5 Stress-Taming Tips Parents Can Use to Help Children

A parent’s first instinct is to protect their kids. That’s why it’s a natural response to step in and solve problems. But there’s a reason children often say, for example: “Please don’t talk to my teacher yet!” 

If you hover or become a helicopter parent, you’re giving children another thing to worry about – the sense that they are disappointing you. 

As parents, our role is to help our children learn to deal with everyday stressors. Rather than solving their problems, it’s more important to guide children in how to deal with stress.
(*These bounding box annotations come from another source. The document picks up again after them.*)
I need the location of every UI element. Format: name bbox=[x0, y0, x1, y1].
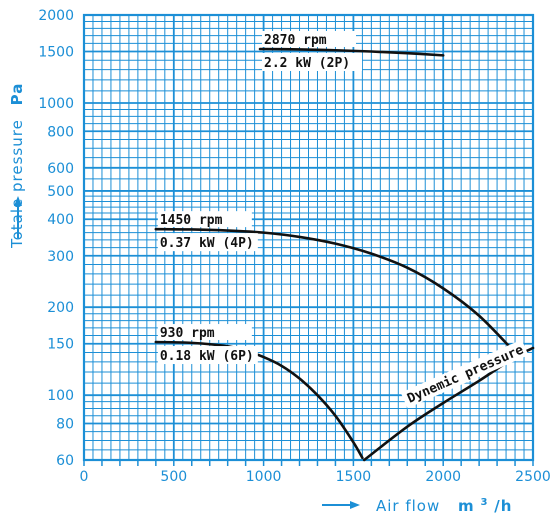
curve-930rpm-power-bg bbox=[157, 346, 258, 365]
x-axis-unit-base: m bbox=[458, 497, 475, 515]
y-tick-label: 400 bbox=[47, 212, 74, 228]
curve-1450rpm-power-label: 0.37 kW (4P) bbox=[160, 236, 254, 251]
curve-930rpm-rpm-bg bbox=[157, 324, 252, 341]
svg-text:Air flow m 3: Air flow m 3 /h bbox=[376, 491, 512, 515]
plot-frame bbox=[82, 13, 535, 462]
svg-text:Totale pressure Pa: Totale pressure Pa bbox=[8, 83, 26, 249]
x-axis-title: Air flow m 3 /h bbox=[322, 491, 512, 515]
curve-1450rpm-power-bg bbox=[157, 233, 258, 252]
y-axis-label: Totale pressure bbox=[8, 119, 26, 249]
y-tick-label: 600 bbox=[47, 161, 74, 177]
y-tick-label: 60 bbox=[56, 453, 74, 469]
y-tick-label: 1500 bbox=[38, 45, 74, 61]
curve-2870rpm-rpm-label: 2870 rpm bbox=[264, 33, 327, 48]
x-tick-labels: 0 500 1000 1500 2000 2500 bbox=[80, 460, 550, 485]
x-tick-label: 2000 bbox=[425, 469, 461, 485]
dynamic-pressure-label-group: Dynemic pressure bbox=[400, 339, 529, 409]
y-axis-title: Totale pressure Pa bbox=[8, 83, 26, 249]
y-axis-unit: Pa bbox=[8, 83, 26, 106]
curve-2870rpm-power-label: 2.2 kW (2P) bbox=[264, 56, 350, 71]
curve-labels: 2870 rpm 2.2 kW (2P) 1450 rpm 0.37 kW (4P) 9… bbox=[157, 30, 529, 409]
y-tick-label: 2000 bbox=[38, 8, 74, 24]
curve-930rpm-power-label: 0.18 kW (6P) bbox=[160, 349, 254, 364]
y-tick-label: 80 bbox=[56, 416, 74, 432]
x-axis-label: Air flow bbox=[376, 497, 440, 515]
curve-930rpm-rpm-label: 930 rpm bbox=[160, 326, 215, 341]
curve-1450rpm bbox=[154, 227, 517, 354]
y-tick-label: 100 bbox=[47, 388, 74, 404]
curve-2870rpm-rpm-bg bbox=[262, 30, 357, 47]
x-axis-unit-sup: 3 bbox=[480, 497, 488, 508]
x-tick-label: 1500 bbox=[336, 469, 372, 485]
y-tick-label: 150 bbox=[47, 337, 74, 353]
y-tick-label: 1000 bbox=[38, 96, 74, 112]
x-tick-label: 0 bbox=[80, 469, 89, 485]
dynamic-pressure-bg bbox=[400, 339, 529, 409]
y-tick-labels: 60 80 100 150 200 300 400 500 600 800 1000 1500 2000 bbox=[38, 8, 74, 469]
x-tick-label: 2500 bbox=[515, 469, 550, 485]
y-tick-label: 200 bbox=[47, 300, 74, 316]
curve-1450rpm-rpm-bg bbox=[157, 211, 252, 228]
curve-930rpm bbox=[154, 340, 364, 460]
y-tick-label: 800 bbox=[47, 124, 74, 140]
y-tick-label: 500 bbox=[47, 184, 74, 200]
x-axis-unit-tail: /h bbox=[494, 497, 512, 515]
x-axis-arrow-icon bbox=[322, 501, 360, 509]
y-tick-label: 300 bbox=[47, 249, 74, 265]
x-tick-label: 500 bbox=[160, 469, 187, 485]
curve-2870rpm bbox=[258, 47, 445, 57]
curve-2870rpm-power-bg bbox=[262, 52, 363, 71]
y-axis-arrow-icon bbox=[14, 196, 22, 238]
curve-1450rpm-rpm-label: 1450 rpm bbox=[160, 213, 223, 228]
x-tick-label: 1000 bbox=[246, 469, 282, 485]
Some helpful stress-taming tips: 

1. Pay Attention to Indicators of Possible Stress

  • Somatic - Refusal to go to school, poor motivation. 
  • Physical symptoms - Irritability, acting out.
  • Academic/behavior decline - Grades or performance suffering. 

2. Identify the Cause

  • Some causes are very evident; some are very subtle. 
  • Ask your child about possible stressors, but realize they will tell you what they want to tell you.

3. Open the Door to a Conversation and Listen

  • Let them open up at their own pace and give them more than one chance to talk. Sometimes kids are not ready when you are ready. 
  • Teens often struggle to articulate their feelings, so pay attention to words and actions.

4. Offer Age-appropriate Suggestions for Stressful Situations

  • You might recommend breaking a stressful project into smaller tasks, or suggest the child talk to his teacher about doing extra-credit work, for example. 

5. Be Patient

  • Realize you’re not going to solve the stressor immediately. 

Keep in mind, how you respond to stress sets the tone for your children. Not only do they follow your guidance, they also emulate the behavior they observe. Practice these stress-positive habits in your everyday life. 

8 Stress-Positive Habits for Parents

1. Respect the Basics: Self-care Is Important

Self-care includes:

  • Adequate sleep
  • Healthy diet
  • Regular exercise
  • Digital/electronic boundaries

2. Be a Present Parent

  • Carve out some quality time to spend with them.
  • It’s important that your child knows you’re there if they need you. 
  • It’s also important to know your child and how they respond to life events.
  • Offer meaningful validation and praise. 

3. Make Organization Part of Your Daily Household

  • Use calendars and agendas.
  • Planning ahead enables them to prioritize their tasks in hand and encourages them to use efficient time management skills.

4. Be Aware of Overscheduling

  • Aim for social and academic balance.
  • Lack of downtime can drain children and adults emotionally. 

5. Set Clear, Achievable Goals

  • Chunk large goals into smaller tasks to reinforce progress. 
  • Reflect and reframe failure to make it a learning opportunity.

6. Encourage Healthy Support. Guide Children to Do These Things 

  • Find a support network for school/extracurricular activities.
  • Ask for help if needed and educate them of the resources present.

7. Remember to Look at the Bigger Picture

  • Ups and downs are part of every child’s and every adult’s life. 

8. Watch for Pervasive Symptoms or Depressive Symptoms

  • Seek an evaluation if needed.

A positive approach to stress can help parents build relationships in which children feel supported and learn how to manage daily stressors independently and successfully. 

Monica Arora, MD
Monica Arora, MD

Monica Arora, MD, is a child and adolescent psychiatry provider at CHI Health.